Chaque époque rêve la suivante

Michelet


Il faut bien qu’ils existent, ceux qui nous survivront. Ils regarderont ces jours où nous avançons en funambule et sauront. Ils regarderont le gouffre où nous allons bras tendus, yeux crevés, et mettant leurs deux mains sur la bouche, regard perdu, ils n’oseront rien dire.
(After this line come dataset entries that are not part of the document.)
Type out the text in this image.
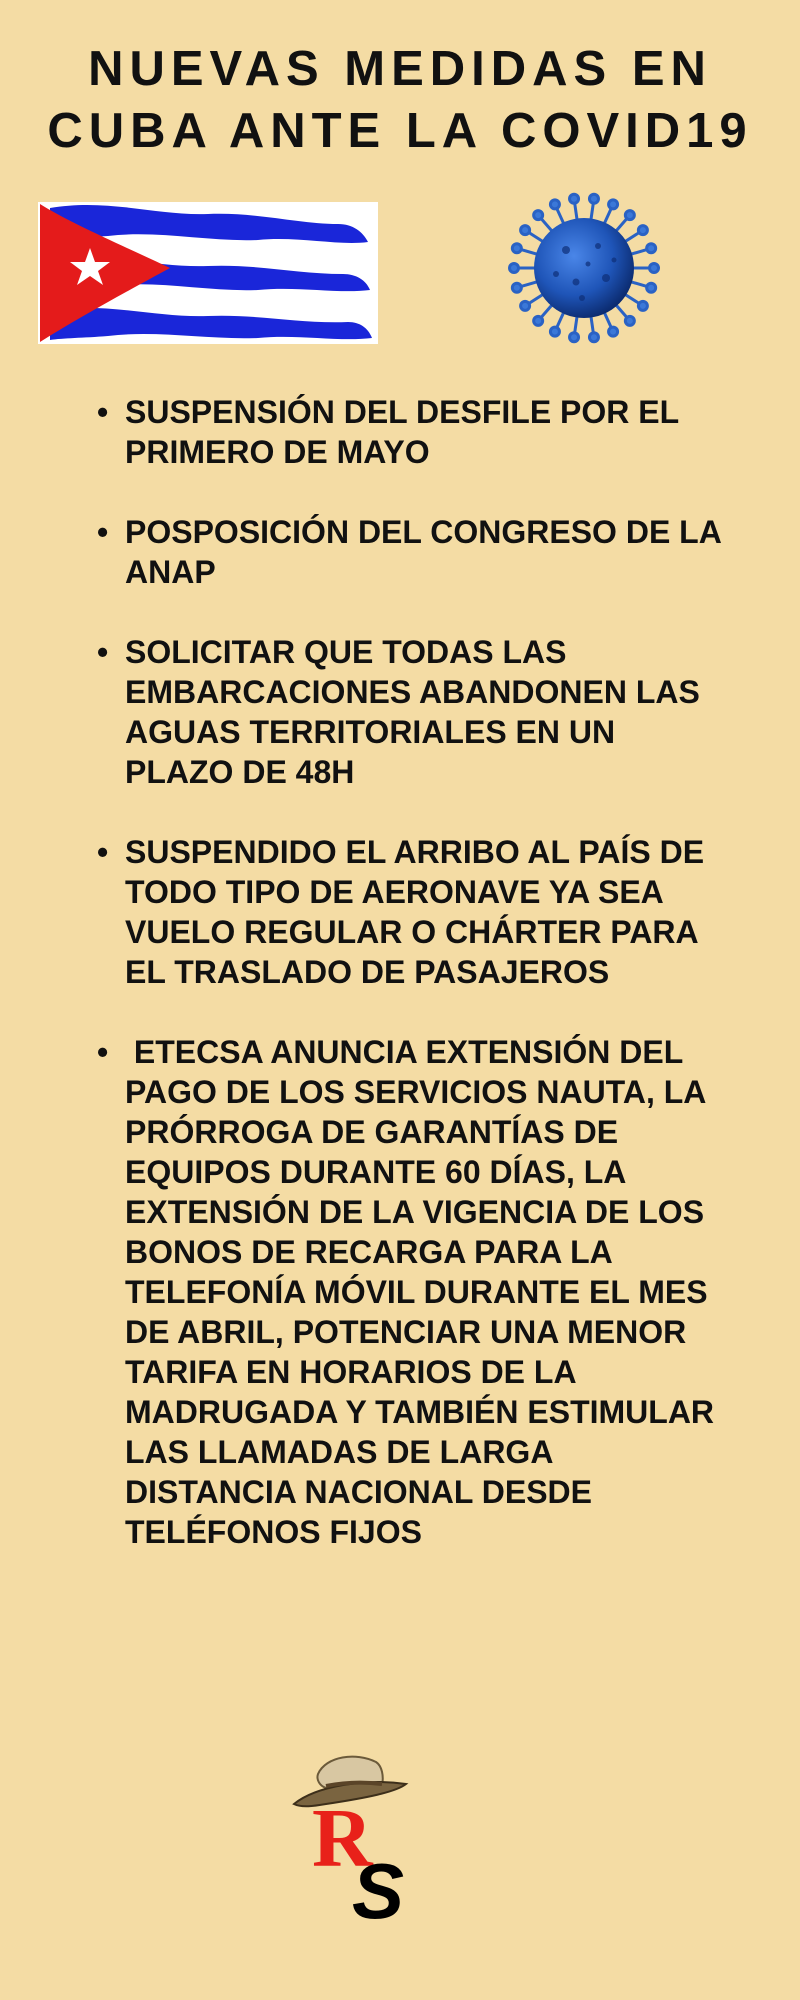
NUEVAS MEDIDAS EN
CUBA ANTE LA COVID19
• SUSPENSIÓN DEL DESFILE POR EL PRIMERO DE MAYO
• POSPOSICIÓN DEL CONGRESO DE LA ANAP
• SOLICITAR QUE TODAS LAS EMBARCACIONES ABANDONEN LAS AGUAS TERRITORIALES EN UN PLAZO DE 48H
• SUSPENDIDO EL ARRIBO AL PAÍS DE TODO TIPO DE AERONAVE YA SEA VUELO REGULAR O CHÁRTER PARA EL TRASLADO DE PASAJEROS
• ETECSA ANUNCIA EXTENSIÓN DEL PAGO DE LOS SERVICIOS NAUTA, LA PRÓRROGA DE GARANTÍAS DE EQUIPOS DURANTE 60 DÍAS, LA EXTENSIÓN DE LA VIGENCIA DE LOS BONOS DE RECARGA PARA LA TELEFONÍA MÓVIL DURANTE EL MES DE ABRIL, POTENCIAR UNA MENOR TARIFA EN HORARIOS DE LA MADRUGADA Y TAMBIÉN ESTIMULAR LAS LLAMADAS DE LARGA DISTANCIA NACIONAL DESDE TELÉFONOS FIJOS
R
S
S’ils criaient, depuis là où ils sont, où ils seront, peut-être qu’on les entendrait, s’ils criaient bien fort, on les entendrait : mais non, on n’entend rien que nos pas allant dans la voie sûre du gouffre, sans aucune pensée pour ceux qui nous survivront et qui raconteront l’histoire.

Nous serons leurs fantômes, leurs pères, nous serons leurs faute, nous serons tous ce que nous savons déjà et qu’ils ignorent encore : ils regarderont dans le sable et ne trouveront que des larmes, ce ne seront pas les nôtres : les leurs plutôt à la vue du sable qui nous décompose.
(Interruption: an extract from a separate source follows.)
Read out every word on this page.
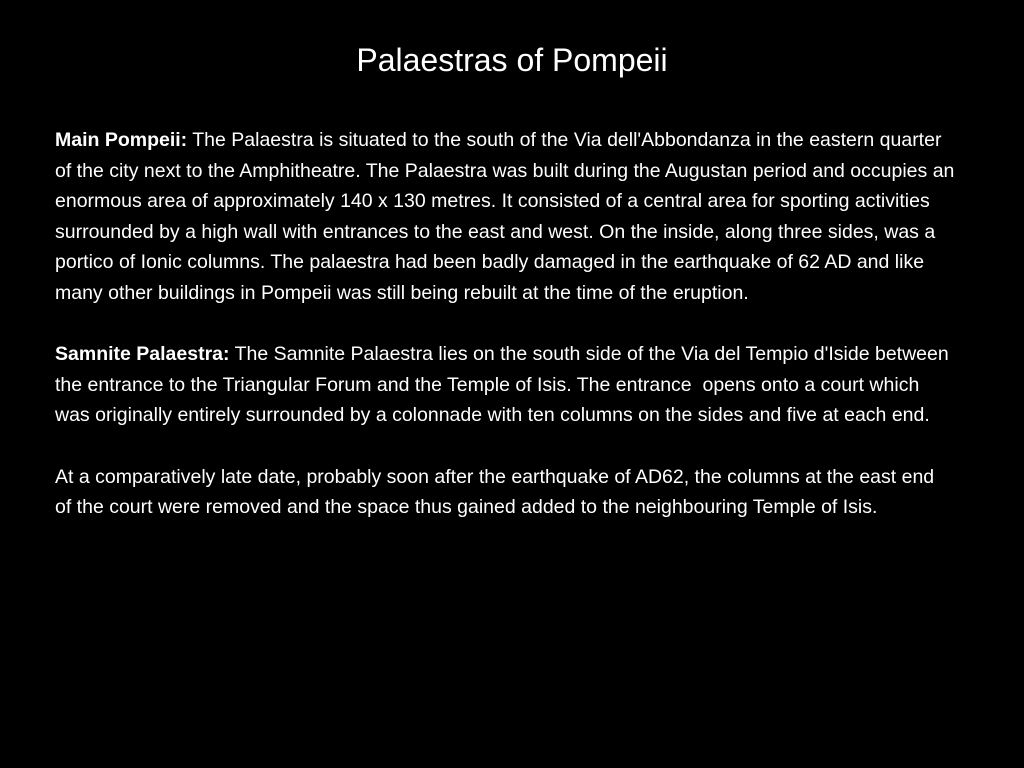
Palaestras of Pompeii

Main Pompeii: The Palaestra is situated to the south of the Via dell'Abbondanza in the eastern quarter of the city next to the Amphitheatre. The Palaestra was built during the Augustan period and occupies an enormous area of approximately 140 x 130 metres. It consisted of a central area for sporting activities surrounded by a high wall with entrances to the east and west. On the inside, along three sides, was a portico of Ionic columns. The palaestra had been badly damaged in the earthquake of 62 AD and like many other buildings in Pompeii was still being rebuilt at the time of the eruption.

Samnite Palaestra: The Samnite Palaestra lies on the south side of the Via del Tempio d'Iside between the entrance to the Triangular Forum and the Temple of Isis. The entrance  opens onto a court which was originally entirely surrounded by a colonnade with ten columns on the sides and five at each end.

At a comparatively late date, probably soon after the earthquake of AD62, the columns at the east end of the court were removed and the space thus gained added to the neighbouring Temple of Isis.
Je regardais ce soir le ciel qui tombait sur moi en roulant après six heures, bravant l’interdit — l’héroïsme minuscule et coupable – je le regardais cette fois avec ces pensées vers ceux qui raconteront notre histoire : il ne faudrait pas agir pour eux, mais pour échapper à leur jugement, pensais-je ; il ne faudrait pas vivre en les méprisant, sans doute plutôt avec douceur et effarement à l’égard du long effort qu’ils feront pour seulement comprendre les traces qu’ils soulèveront, tandis qu’ils marcheront dans nos villes réduites en poussière, tapissées de verre et de signes bizarres griffonnés dans nos livres qu’ils ne sauront plus lire.

Alors que je rentrais du théâtre plein des mots de Walser (nous étions cinq dans la salle pour voir ce qui passait pour un filage et qui aura justifié ces jours), je pensais à eux, les survivants, qui n’auront pas les mots pour nous dire, et qui devront inventer des sagas pour peupler leur honte de nous avoir survécu ; je pense à leurs sagas, à leur joie qu’ils auront de nous oublier — je pense enfin à lui, celui qui le dernier aura une pensée pour nous. Est-ce qu’elle sera de compassion ou de terreur ?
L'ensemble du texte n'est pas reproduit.